氷河間全力漕 “Arctictopia”

ジャンル分けが意味をなさないパズルの一つ。
大枠は滑る床のパズルだが、結果として得た趣向はストラテジーである。

酷暑による氷河の崩壊で離れ離れになったシロクマの親子をモチーフとした、氷で形成された足場を駆使して川を渡っていく滑る床のパズル。
氷は単に足場として乗り継いでいくだけでなく漕ぐことでまっすぐ移動することができるが、それぞれの氷には移動距離が設定されていて、0になると氷は溶けてなくなってしまう。
残された氷と川の地形を見ながら子供のもとへ辿り着けるルートを考えていくこととなる。

氷を漕いで別の氷に衝突すると自らがその方向に放り出されるというルールがアクセントになっていて、方向転換を制限し足場の自由な乗り継ぎを防いでいる。さらにこのパズルは導入したギミックによってパラメータを合わせるターン制パズルや行列を合わせるスライドパズルの趣向を持つに至っている。
滑る床のパズルでは安易な逆算の阻止のために滑りを止めるものの調達方法を問われることがしばしばあり、ゆえに実質的に一筆書きパズルと倉庫番ライクとの合いの子になりやすいのだが、このパズルでは移動距離という形で既に制限がかかっているため、どのように氷を配置するかというルート構築のストラテジーの様相を呈している。

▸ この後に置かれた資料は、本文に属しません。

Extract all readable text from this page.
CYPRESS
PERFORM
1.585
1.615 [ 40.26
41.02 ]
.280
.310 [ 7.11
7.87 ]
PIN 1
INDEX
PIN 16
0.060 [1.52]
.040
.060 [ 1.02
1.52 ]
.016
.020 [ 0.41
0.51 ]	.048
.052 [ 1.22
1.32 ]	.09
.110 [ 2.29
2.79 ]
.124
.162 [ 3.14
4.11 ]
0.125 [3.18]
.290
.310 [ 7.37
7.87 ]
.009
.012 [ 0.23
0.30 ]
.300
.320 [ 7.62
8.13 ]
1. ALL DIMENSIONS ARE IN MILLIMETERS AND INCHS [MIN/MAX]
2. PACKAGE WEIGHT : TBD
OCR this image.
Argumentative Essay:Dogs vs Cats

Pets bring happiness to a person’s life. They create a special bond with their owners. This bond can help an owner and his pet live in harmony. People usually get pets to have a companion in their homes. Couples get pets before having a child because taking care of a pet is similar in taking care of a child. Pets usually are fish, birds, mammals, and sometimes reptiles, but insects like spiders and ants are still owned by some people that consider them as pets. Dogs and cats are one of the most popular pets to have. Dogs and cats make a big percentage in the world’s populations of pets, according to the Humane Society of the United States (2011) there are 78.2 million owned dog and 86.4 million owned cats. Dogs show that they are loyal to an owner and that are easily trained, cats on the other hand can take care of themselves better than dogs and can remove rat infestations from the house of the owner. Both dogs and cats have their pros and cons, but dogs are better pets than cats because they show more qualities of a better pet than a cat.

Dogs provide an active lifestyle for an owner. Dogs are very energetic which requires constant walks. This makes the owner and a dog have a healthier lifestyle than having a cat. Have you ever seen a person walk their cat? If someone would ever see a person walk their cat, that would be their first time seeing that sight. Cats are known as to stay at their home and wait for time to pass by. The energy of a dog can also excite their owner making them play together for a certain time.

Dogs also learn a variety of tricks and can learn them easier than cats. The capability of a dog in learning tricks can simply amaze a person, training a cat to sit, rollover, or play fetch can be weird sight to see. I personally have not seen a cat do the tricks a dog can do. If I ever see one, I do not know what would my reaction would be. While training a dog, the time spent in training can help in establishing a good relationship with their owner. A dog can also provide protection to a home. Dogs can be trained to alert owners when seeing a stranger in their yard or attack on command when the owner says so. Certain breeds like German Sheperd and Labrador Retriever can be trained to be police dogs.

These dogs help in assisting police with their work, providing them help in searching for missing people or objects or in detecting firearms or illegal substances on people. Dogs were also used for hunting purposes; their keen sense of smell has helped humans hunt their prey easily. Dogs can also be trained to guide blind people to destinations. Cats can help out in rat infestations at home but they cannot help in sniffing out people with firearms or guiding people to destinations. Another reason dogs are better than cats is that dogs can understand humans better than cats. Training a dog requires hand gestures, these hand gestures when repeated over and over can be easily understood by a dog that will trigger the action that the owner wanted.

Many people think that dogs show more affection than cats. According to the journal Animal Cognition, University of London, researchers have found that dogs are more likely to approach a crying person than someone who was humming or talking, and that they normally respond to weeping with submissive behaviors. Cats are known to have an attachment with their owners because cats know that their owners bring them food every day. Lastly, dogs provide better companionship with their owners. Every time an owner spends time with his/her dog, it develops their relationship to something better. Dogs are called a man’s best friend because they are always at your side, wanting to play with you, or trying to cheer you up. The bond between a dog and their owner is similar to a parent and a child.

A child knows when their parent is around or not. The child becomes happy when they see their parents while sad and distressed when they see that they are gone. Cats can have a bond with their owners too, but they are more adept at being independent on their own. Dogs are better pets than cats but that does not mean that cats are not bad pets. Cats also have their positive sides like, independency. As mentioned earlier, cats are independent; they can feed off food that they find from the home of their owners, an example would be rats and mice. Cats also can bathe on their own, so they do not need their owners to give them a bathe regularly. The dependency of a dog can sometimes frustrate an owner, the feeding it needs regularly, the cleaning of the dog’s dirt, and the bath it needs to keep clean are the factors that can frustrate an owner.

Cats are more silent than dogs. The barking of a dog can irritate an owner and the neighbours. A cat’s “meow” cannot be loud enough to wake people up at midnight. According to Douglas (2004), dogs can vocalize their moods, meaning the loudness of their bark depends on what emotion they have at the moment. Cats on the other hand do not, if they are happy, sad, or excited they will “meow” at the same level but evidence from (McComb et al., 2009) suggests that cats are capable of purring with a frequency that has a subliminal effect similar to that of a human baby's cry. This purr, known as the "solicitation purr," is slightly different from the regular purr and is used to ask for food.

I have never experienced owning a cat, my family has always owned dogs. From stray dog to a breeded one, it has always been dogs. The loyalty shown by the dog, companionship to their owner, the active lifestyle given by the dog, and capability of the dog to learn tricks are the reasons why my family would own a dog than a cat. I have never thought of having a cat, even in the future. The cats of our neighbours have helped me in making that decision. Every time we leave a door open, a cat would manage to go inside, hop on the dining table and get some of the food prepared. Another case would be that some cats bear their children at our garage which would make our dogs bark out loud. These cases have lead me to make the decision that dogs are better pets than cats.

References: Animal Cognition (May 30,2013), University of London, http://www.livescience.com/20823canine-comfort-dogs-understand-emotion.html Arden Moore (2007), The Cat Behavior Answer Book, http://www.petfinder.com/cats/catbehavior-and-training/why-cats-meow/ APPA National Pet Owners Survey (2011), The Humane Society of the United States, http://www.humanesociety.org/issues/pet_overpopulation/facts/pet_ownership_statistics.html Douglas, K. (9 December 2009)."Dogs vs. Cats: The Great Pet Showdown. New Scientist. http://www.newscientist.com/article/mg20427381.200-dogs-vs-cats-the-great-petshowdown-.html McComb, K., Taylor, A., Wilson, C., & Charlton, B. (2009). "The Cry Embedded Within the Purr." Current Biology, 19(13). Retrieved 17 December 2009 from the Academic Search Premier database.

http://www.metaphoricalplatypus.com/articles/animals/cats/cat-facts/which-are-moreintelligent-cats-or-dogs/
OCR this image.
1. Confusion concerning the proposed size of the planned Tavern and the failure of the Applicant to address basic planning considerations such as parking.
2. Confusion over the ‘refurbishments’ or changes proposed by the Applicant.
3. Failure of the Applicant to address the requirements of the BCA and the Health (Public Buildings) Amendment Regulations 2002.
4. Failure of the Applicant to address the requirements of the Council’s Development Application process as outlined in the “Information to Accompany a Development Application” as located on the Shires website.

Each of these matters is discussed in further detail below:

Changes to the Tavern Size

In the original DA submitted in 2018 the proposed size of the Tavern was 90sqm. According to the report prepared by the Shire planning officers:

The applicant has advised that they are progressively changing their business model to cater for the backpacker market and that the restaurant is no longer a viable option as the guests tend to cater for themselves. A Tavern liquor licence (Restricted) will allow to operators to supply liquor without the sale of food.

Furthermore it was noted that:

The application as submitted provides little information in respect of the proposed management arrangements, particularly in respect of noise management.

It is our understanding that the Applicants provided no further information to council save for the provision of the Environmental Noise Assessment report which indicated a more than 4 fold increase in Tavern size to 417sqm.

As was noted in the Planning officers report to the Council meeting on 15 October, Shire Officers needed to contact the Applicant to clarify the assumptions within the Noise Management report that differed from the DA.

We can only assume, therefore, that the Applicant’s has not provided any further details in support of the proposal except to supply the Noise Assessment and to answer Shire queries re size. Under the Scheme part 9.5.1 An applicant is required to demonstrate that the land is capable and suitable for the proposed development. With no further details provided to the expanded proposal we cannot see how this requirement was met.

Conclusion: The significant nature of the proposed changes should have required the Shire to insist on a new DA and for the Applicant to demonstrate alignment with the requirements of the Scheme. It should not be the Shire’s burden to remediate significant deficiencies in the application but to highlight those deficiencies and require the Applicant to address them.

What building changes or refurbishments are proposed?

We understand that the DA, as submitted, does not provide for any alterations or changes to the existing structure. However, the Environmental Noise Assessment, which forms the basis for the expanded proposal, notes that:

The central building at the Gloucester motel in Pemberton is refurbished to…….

その内容は滑る床のパズルとして非常にユニークである。

しかしながら、このパズルにおけるレベルデザインの枠組はとあるダミールートの中で堂々巡りさせるという1種類しかなく、行き詰まったならば別の道を選ぶだけでほとんどの問題は簡単に解決してしまう。深刻なのは別の道を選んだ後にその中で何をするかを考える必要がないことであり、せっかく得たストラテジーの趣向も滑る床のパズルの選択肢の狭さと相殺されてしまっていた。
滑る床のパズルらしさがないがゆえに同じルートの細部にしばしば釘付けになってしまったが、滑る床のパズルで同じルートで何度も辿り直すような愚行は本来ならば手数を詰める必要でもない限りやらないものだ。

良問がなかったわけではないのだが、概ね単調なレベルデザインに加えて重々しいジャンプとターン終了後のギミック処理によるテンポの悪さでこのパズルはより退屈に感じられた。
滑る床のパズルでありながら同じルートで堂々巡りしたくなる構造を作ったというそれだけでも素晴らしいことだが、プレイ体験としてはやはりマイナスのほうが目立ってしまった。

余談だが、マヌケはクリアに至るまでに一度セーブデータを消失している。
思い当たる原因もなくなぜ消えてしまったのか全く見当がつかないのだが、データ消失バグを抱えているのは致命的なので原因究明が待たれるところである。